L’aspetto antropologico della danza – alle diverse latitudini, nelle sue radici ritualistiche e nei suoi sviluppi contemporanei – e il corpo inteso come espressione di ciò che cultura, storia, società hanno impresso sui suoi modi e i suoi gesti sono elementi che caratterizzano molti degli insegnamenti di quest’anno.
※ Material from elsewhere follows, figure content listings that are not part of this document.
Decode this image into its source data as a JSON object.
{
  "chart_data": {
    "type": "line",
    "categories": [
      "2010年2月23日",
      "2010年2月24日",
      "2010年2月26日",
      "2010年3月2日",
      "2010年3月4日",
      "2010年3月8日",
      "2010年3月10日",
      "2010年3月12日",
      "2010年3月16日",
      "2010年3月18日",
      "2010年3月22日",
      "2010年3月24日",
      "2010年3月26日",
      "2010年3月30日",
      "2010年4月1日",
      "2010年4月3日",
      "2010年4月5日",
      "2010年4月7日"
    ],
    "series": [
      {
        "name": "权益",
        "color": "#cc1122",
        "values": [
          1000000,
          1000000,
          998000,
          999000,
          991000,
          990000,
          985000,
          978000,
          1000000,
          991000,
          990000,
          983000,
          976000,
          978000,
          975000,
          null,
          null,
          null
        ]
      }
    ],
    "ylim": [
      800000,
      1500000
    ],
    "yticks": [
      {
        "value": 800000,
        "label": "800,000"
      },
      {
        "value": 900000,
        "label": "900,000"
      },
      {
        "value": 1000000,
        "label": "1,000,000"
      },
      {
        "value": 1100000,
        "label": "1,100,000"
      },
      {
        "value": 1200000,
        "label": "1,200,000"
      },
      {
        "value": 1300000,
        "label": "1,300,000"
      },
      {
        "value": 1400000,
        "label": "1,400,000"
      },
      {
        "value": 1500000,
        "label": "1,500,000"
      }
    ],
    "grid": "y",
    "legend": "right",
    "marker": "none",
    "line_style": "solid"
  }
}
Così, la serie di Open Doors proseguirà – sempre alle 18.00 al Teatro Piccolo Arsenale – il 25 febbraio con gli esiti del ciclo di masterclass di Terence Lewis, una vera celebrità in India della Bollywood Dance, un originale mix di stili tra tradizione e modernità – danza del ventre, kathak, danze popolari indiane, modern, jazz – che è elemento costante di tutti i film della ricca cinematografia di Bombay. Il 10 marzo sarà la volta di Maria Thaís, coreografa e regista oltre che studiosa e pedagoga (è stata professore ospite alla scuola del Teatro di Mosca diretta da Vassilev) e Wellington Campos, esperto di danze folcloristiche brasiliane. La presentazione pubblica conclude un ciclo di masterclass dedicato al passaggio dal “corpo ancestrale al corpo teatrale”, facendo riferimento al vocabolario e alle tecniche della danza rituale degli orixás. Seguiranno il 24 marzo Jozef Frucek e Linda Kapeteana, già danzatori con Wim Vandekeybus prima di fondare una propria compagnia, invitati a Venezia quali maestri di una tecnica singolare, legata alle arti marziali e denominata Fighting Monkey Technique. Il 31 marzo è di scena la lezione di un maestro del butoh come Ko Murobushi, che il pubblico ricorderà per lo straordinario assolo Quick Silver, visto al 4. Festival Internazionale di Danza Contemporanea della Biennale di Venezia. Il 21 aprile è la volta di Adriana Borriello, già danzatrice della celebre compagnia di Anne Teresa de Keersmaeker, Rosas, e da anni attenta al rapporto tra memoria individuale e collettiva e movimento. La Borriello presenterà materiali coreografici a conclusione di un ciclo di masterclass dedicato al “corpo antropologico”. Il ciclo di Open Doors si concluderà il 12 maggio con la presentazione pubblica del thailandese Pichet Klunchun, maestro di Khon, la danza classica thailandese, riletta alla luce di una sensibilità contemporanea.
Tutto il calendario degli appuntamenti aperti al pubblico del settore Danza sono sul sito della Biennale.